Defending Drug Charges
No matter the amount, defenses for drug cases generally fall into three categories:
- The items seized weren’t illegal drugs; or
- The drugs were not “possessed” by the accused person; or
- The drugs were seized as a result of a violation of the accused person’s constitutional or statutory rights. (This defense is normally addressed through a pretrial motion to suppress; however, in Texas a defendant can submit to the jury a factual dispute relating to a constitutional issue)
In Texas, drugs are classified into four penalty groups, penalty group one providing for the most punishment. Generally, penalties are progressively higher from possession to delivery to manufacturing. Depending on the amount, simple possession of a drug in penalty group four or three may be a misdemeanor. Whatever the charge, a conviction for a drug offense may carry with it collateral punishment, such as a driver’s license suspension.
There is much to lose with a drug conviction. Even deferred adjudication probation for a State Jail felony can remain on a person’s record for more than a decade. Employers are cautious about hiring people who have a history of drug use and it is now exceptionally easy to get such information from online criminal record sources.
Fighting Illegal Stops, Search & Seizure
I will investigate all aspects of a drug arrest to determine whether unlawful search and seizure procedures occurred. I believe that illegal search and seizure is a threat not only to my clients but to the liberty and privacy of all Americans. I am alert to violations of client’s rights against unreasonable searches and seizures.
Where present, I move to suppress the evidence, which almost always results in the dismissal of charges. Where there has been a confession, I investigate for duress and police failures to advise my clients of their rights to remain silent and to consult an attorney. Where undercover agents are involved I check for instances of illegal entrapment of my clients.

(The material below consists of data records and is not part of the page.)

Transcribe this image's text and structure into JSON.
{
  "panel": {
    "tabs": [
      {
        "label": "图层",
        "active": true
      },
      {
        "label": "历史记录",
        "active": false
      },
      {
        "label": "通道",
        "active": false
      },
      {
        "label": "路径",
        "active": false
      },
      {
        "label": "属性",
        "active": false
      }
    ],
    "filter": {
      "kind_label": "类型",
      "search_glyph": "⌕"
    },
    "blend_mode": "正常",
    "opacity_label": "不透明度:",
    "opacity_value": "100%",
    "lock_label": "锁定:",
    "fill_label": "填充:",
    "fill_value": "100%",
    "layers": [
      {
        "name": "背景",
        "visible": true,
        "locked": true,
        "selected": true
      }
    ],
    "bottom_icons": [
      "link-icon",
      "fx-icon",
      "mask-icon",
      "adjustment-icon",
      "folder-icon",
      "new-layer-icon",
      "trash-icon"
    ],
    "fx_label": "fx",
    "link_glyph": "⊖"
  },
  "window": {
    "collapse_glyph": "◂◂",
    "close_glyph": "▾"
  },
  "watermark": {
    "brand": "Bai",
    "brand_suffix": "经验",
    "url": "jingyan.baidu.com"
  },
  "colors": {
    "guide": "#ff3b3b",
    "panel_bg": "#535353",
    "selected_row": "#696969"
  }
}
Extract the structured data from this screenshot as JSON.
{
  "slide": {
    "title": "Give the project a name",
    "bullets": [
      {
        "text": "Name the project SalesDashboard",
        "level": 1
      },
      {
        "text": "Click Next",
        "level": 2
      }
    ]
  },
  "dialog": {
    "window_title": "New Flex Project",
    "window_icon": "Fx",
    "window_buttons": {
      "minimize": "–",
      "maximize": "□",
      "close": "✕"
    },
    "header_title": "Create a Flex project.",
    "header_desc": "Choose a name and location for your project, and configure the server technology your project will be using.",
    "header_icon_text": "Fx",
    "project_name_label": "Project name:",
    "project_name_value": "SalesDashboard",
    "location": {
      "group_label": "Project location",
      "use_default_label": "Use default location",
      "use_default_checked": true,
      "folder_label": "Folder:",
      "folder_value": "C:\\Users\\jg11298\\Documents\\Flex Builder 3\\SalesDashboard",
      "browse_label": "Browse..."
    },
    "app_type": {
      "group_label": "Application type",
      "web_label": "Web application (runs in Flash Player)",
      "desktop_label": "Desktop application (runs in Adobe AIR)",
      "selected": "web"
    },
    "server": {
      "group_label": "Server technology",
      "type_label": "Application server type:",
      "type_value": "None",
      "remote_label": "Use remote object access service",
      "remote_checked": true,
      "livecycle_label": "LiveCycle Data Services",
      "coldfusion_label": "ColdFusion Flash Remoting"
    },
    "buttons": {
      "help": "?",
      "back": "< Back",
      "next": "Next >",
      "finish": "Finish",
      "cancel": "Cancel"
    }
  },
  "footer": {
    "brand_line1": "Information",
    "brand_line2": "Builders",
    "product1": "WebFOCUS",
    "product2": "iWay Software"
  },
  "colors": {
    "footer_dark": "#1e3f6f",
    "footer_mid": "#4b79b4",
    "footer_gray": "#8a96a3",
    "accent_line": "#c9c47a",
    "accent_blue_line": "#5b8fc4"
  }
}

Forfeiture of Cash & Property in Drug Cases
Like all wars, the war on drugs harms combatants and innocents alike. A good example of this is the law that allows law enforcement agencies to seize money that they believed was gained from drug activity or property that may have been used in drug activity. For example, the police can seize a car that contains trace amounts of a controlled substance.
Because the laws used to seize property are civil rather than criminal, the usual constitutional protections do not apply, including the presumption of innocence. If you want to get your property back, there are time limits and bonding procedures that must be followed.